1  Introduction

1.1 Introduction

In this book, we focus on tools and techniques for exploratory data analysis, also known as EDA. Initially described in John Tukey’s classic text of the same name, EDA is a general approach to examining data through visualizations and broad summary statistics [1] [2]. It prioritizes studying data directly to generate hypotheses and ascertain general trends prior to and often in lieu of formal statistical modeling. The growth in both data volume and complexity has further increased the need for careful application of these exploratory techniques. In the intervening years, EDA techniques have become widely used within statistics, computer science, and many other data-driven fields and professions.

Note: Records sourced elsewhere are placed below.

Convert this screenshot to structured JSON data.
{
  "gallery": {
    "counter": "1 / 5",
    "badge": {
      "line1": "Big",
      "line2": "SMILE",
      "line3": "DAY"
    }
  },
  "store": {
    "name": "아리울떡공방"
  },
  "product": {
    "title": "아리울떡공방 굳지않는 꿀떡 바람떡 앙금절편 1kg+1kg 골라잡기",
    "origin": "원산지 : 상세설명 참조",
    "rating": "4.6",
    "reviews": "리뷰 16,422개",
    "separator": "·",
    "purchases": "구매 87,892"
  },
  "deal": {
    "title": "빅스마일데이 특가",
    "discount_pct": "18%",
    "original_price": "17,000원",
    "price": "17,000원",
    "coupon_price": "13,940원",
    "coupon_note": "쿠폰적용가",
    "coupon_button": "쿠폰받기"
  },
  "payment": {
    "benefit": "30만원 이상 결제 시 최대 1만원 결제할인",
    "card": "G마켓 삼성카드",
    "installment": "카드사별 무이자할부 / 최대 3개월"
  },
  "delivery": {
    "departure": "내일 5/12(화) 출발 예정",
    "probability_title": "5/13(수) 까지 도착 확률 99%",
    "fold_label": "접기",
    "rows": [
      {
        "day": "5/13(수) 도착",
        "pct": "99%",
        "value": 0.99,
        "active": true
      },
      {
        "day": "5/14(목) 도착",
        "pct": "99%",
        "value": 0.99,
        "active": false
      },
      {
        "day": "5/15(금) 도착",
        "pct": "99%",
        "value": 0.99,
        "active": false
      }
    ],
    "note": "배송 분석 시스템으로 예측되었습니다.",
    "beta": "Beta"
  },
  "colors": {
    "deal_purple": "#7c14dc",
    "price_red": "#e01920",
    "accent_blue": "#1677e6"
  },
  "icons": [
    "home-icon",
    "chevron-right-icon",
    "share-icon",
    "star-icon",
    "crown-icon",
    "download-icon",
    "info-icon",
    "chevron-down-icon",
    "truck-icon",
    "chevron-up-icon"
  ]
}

The histories of data programming and EDA are deeply entwined. Concurrent with Tukey’s development of exploratory data analysis (EDA), Rick Becker, John Chambers, and Allan Wilks of Bell Labs began developing software designed specifically for statistical computing. By 1980, the ‘S’ language was released for general distribution outside Bell Labs. It was followed by a popular series of books and updates, including ‘New S’ and ‘S-Plus’ [3] [4] [5] [6]. In the early 1990s, Ross Ihaka and Robert Gentleman produced a fully open-source implementation of S called ‘R’. The name ‘R’ was chosen both as a play on the previous letter in the alphabet and as a reference to the authors’ shared initial. Their implementation has become the de facto standard tool in statistics. More recently, many of R’s best ideas have been extended to other general-purpose programming languages such as Python and JavaScript.

1.2 Data Science Ecosystem

The ideas and methods of exploratory data analysis (EDA) have been successfully adopted and extended in Python through a rich ecosystem of data science libraries. Python, originally created by Guido van Rossum in 1991, has evolved into one of the most popular programming languages for data analysis, machine learning, and scientific computing. Pandas, developed by Wes McKinney beginning in 2008, brought R-like data structures and manipulation capabilities to Python [7]. Matplotlib and, later, Seaborn provided comprehensive plotting capabilities, while plotnine implemented the grammar of graphics approach pioneered by ggplot2 in R. More recently, Polars has emerged as a high-performance alternative to pandas for large-scale data manipulation.

This Python ecosystem preserves the philosophy behind EDA: prioritizing interactive exploration, readable code, and the ability to move seamlessly between data manipulation, visualization, and analysis. We see this book as contributing to efforts to bring new communities into data analysis and to help shape that analysis by offering the humanities and humanistic social sciences powerful tools for data-driven inquiry. A visual summary of the steps of EDA is shown above in Fig. 1.1. We will see that the core chapters in this text map onto the steps outlined in the diagram.

1.3 Setup

While it is possible to read this book as a conceptual text, we expect that the majority of readers will eventually want to follow along with the code and examples given throughout the text. The first step is to obtain a working installation of Python with the necessary data science modules. For readers new to programming, we recommend getting started with Google Colab, which provides free access to a working Python session with no setup required. For users comfortable with the command line, the uv library is extremely powerful and reduces many of the pain points associated with other methods of setting up Python.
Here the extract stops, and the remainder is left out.